Parties from the neighborhood of Bar, Hmelnik, and Makhnovka appeared around Zbaraj, slaying, robbing, burning. Yeremi dispersed these with the hands of his colonels; but he took no part in this small warfare himself, as he intended to move with his whole division when the hetmans should be already in the field.
He sent out therefore detachments with orders to pay for blood with blood, for robbery and murder with the stake. Podbipienta went with others and gained a victory at Cherni Ostroff; but he was a knight terrible only in battle,--to prisoners taken with arms in their hands he was too indulgent; therefore he was not sent a second time. But in expeditions of this kind Volodyovski distinguished himself; as a partisan he had no rival save Vershul alone, for no one accomplished such lightning marches. No one knew how to approach the enemy so unexpectedly, break them up with such wild onset, scatter to the four winds, and exterminate by hunting down, hanging, and slaughtering; soon he was invested with terror and the favor of the prince. From the end of March to the middle of April Volodyovski dispersed seven independent parties, each one of which was three times stronger than his own; and he did not grow weary in his work, but showed a continually increasing eagerness, as if gaining it from the blood he was shedding.
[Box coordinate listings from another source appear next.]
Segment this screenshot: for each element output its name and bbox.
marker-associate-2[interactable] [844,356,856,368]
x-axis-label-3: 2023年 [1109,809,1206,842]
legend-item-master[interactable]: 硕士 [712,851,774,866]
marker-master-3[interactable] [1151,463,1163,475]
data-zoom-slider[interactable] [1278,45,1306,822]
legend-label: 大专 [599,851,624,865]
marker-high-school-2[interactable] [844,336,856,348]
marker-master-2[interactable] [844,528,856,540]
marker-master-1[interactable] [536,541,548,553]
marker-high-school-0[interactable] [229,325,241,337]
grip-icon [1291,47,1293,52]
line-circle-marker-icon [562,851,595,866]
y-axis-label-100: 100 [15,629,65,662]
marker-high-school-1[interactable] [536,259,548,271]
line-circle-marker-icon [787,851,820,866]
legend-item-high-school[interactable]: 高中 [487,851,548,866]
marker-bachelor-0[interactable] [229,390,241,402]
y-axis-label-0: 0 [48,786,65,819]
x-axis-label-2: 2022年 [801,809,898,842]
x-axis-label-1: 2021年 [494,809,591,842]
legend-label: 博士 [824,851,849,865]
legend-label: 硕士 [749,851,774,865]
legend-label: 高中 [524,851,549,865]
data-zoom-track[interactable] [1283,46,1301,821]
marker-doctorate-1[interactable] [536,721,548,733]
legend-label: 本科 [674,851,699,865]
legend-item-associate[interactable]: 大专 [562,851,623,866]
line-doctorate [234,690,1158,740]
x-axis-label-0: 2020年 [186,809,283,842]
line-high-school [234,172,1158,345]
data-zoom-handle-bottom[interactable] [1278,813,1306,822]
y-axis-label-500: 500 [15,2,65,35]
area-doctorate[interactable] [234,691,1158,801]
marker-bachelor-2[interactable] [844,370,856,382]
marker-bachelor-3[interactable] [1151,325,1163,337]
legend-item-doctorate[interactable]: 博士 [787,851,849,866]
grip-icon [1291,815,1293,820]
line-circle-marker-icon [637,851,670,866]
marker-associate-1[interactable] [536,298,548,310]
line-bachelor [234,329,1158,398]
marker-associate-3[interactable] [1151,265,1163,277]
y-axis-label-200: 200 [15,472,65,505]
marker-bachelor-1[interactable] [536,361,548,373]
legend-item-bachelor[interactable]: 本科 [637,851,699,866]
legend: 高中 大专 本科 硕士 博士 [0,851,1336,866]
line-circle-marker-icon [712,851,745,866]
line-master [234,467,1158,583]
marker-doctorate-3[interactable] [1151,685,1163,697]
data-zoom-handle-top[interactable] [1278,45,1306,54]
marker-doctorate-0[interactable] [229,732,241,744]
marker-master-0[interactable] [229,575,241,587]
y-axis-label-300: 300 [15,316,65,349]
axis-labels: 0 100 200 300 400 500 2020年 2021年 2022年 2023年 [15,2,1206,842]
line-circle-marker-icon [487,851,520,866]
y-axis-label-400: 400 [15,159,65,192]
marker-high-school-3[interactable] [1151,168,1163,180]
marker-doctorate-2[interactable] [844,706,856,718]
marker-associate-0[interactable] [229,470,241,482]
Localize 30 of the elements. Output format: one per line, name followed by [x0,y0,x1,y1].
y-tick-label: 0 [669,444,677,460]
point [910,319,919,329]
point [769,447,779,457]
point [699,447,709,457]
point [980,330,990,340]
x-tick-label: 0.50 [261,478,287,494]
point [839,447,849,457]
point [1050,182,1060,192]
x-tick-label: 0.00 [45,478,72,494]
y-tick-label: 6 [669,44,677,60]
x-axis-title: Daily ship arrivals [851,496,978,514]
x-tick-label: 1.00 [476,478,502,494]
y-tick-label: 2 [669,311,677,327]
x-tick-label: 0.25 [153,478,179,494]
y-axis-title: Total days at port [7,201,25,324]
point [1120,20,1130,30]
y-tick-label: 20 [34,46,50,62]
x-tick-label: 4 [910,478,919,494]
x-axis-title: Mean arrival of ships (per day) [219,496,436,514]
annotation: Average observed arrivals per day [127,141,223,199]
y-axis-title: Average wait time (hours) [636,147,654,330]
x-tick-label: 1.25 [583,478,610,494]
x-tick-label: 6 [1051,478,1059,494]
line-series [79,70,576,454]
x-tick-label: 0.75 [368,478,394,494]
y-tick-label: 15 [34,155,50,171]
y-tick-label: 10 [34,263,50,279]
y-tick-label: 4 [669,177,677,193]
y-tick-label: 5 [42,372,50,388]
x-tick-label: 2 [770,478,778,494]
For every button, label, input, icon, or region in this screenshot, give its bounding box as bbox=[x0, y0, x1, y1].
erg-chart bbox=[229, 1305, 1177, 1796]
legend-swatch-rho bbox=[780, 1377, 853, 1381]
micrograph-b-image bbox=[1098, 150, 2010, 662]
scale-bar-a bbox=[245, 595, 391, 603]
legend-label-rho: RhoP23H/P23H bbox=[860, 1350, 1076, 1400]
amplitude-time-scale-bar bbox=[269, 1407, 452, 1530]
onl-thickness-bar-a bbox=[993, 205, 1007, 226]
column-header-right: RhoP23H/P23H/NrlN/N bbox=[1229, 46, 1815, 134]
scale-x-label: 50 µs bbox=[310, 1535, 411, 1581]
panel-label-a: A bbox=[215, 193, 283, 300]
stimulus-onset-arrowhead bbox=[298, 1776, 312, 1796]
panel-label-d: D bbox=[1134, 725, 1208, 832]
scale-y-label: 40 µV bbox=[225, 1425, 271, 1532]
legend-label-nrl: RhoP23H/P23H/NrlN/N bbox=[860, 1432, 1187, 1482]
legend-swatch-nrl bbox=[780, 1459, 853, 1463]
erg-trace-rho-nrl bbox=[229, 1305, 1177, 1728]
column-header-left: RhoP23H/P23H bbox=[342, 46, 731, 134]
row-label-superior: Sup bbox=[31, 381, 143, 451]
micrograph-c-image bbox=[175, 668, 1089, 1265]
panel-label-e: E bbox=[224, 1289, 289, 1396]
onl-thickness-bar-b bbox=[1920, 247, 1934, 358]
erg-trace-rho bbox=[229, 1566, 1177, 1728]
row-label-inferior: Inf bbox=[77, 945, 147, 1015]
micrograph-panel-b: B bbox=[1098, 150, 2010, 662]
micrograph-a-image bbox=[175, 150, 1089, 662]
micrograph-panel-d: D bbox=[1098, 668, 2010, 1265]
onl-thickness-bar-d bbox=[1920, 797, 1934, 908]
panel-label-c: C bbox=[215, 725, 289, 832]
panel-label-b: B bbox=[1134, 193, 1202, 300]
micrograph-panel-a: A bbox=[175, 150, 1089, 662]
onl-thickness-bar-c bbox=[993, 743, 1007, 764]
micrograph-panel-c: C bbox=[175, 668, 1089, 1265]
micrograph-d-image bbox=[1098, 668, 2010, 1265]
The little knight, or rather the little devil, teased Zagloba to accompany him in these expeditions, for he loved his company above all things; but the worthy noble opposed every suggestion, and thus explained his inactivity:--
"My stomach is too big, Pan Michael, for these struggles and encounters; and besides, each man has his special power. To strike with hussars in the thick of the enemy in the open day, break through a camp, capture standards,--that's my forte, the Lord God created and fitted me for that; but to hunt a rabble in the night through the brush,--I leave that to you, who are as slender as a needle, and can easily push through everywhere. I am a knight of ancient date, and I prefer to tear through as the lion does, rather than creep along like a bloodhound on trails. Besides, after the evening milking I must to bed, for that is my best time."
Volodyovski therefore went alone, and alone conquered, till a certain time when, going out toward the end of April, he returned in the middle of May, as woe-begone and gloomy as if he had met a defeat and wasted his men. Thus it appeared to all; but in that long and difficult expedition Volodyovski had gone beyond Ostrog to the neighborhood of Golovna, and had defeated there, not a common band made up of the rabble, but several hundred Zaporojians, half of whom he killed and the other half captured. The more astonishing, therefore, was the profound gloom which as a fog covered his face, joyous by nature. But Pan Volodyovski said not a word to any man; scarcely had he dismounted when he went for a long conversation with the prince, taking two unknown knights, and then, in company with them, went to Zagloba without stopping, though those eager for news seized him by the sleeve along the way.
Zagloba looked with a certain astonishment on the two gigantic men, whom he had never seen before, and whose uniform, with gilt shoulder-knots, showed that they served in the Lithuanian army. Volodyovski said,--
"Shut the door, and give orders to admit no one, for we have to speak on affairs of importance."
Zagloba gave the order to the servant; then he began to look unquietly on the strangers, noting from their faces that they had nothing good to tell.
"These are," said Volodyovski, pointing to the young man, "the Princes Bulygi Kurtsevichi, Yuri and Andrei."
"The cousins of Helena!" cried Zagloba.